View Full Version : Lowry Method Anyone?
discodave
Nov 20, 2007, 02:29 PM
Hey,
I'm having a little bit of difficulty determining exactly what this assay tells us. At the end of the day, its all about determining protein content, but what does the levels of protein content in our cells tell us.
For example, with cells treated with etoposide, the protein content is supposed to decrease at higher concentrations but what exactly does that mean?
Anyone here doing this sort of thing at university?
.Andy
Nov 20, 2007, 03:33 PM
I'm having a little bit of difficulty determining exactly what this assay tells us. At the end of the day, its all about determining protein content, but what does the levels of protein content in our cells tell us. For example, with cells treated with etoposide, the protein content is supposed to decrease at higher concentrations but what exactly does that mean?

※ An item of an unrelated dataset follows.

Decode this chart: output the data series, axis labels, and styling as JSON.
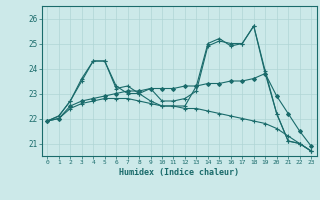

Hey discodave. The Lowry method is purely a protein quantification method. It really won't tell you anything about your the nature of your cells besides if the protein content has gone up or gone down. Etoposide inhibits topoisomerase 2 (which is involved in separating DNA strands) which in turn inhibits RNA production (as RNA polymerase can't bind and transcribe the genes) and hence will decrease cellular protein production. So in your treated cell population you will have far less protein because topoisomerase isn't doing it's thing which is in turn shutting down the downstream events of transcription and translation. In the bigger picture this means that the cells are in essence being forced to shut down. They can't make protein and hence they can't do their thing, and will eventually die.
A big point to remember is that etoposide will also inhibit DNA replication and hence cell division which is why it is used as a chemotherapeutic. This means that for the purpose of your assay you need to have purified protein from exactly the same number of cells in both the treated and non-treated groups to get a valid comparison. If your cells you are assaying were rapidly replicating, many cells in treatment group will have been killed as they cannot divide which will give you spurious results.
discodave
Nov 20, 2007, 05:24 PM
.Andy,
Thanks for the information. This helped to clear up some of issues I was having.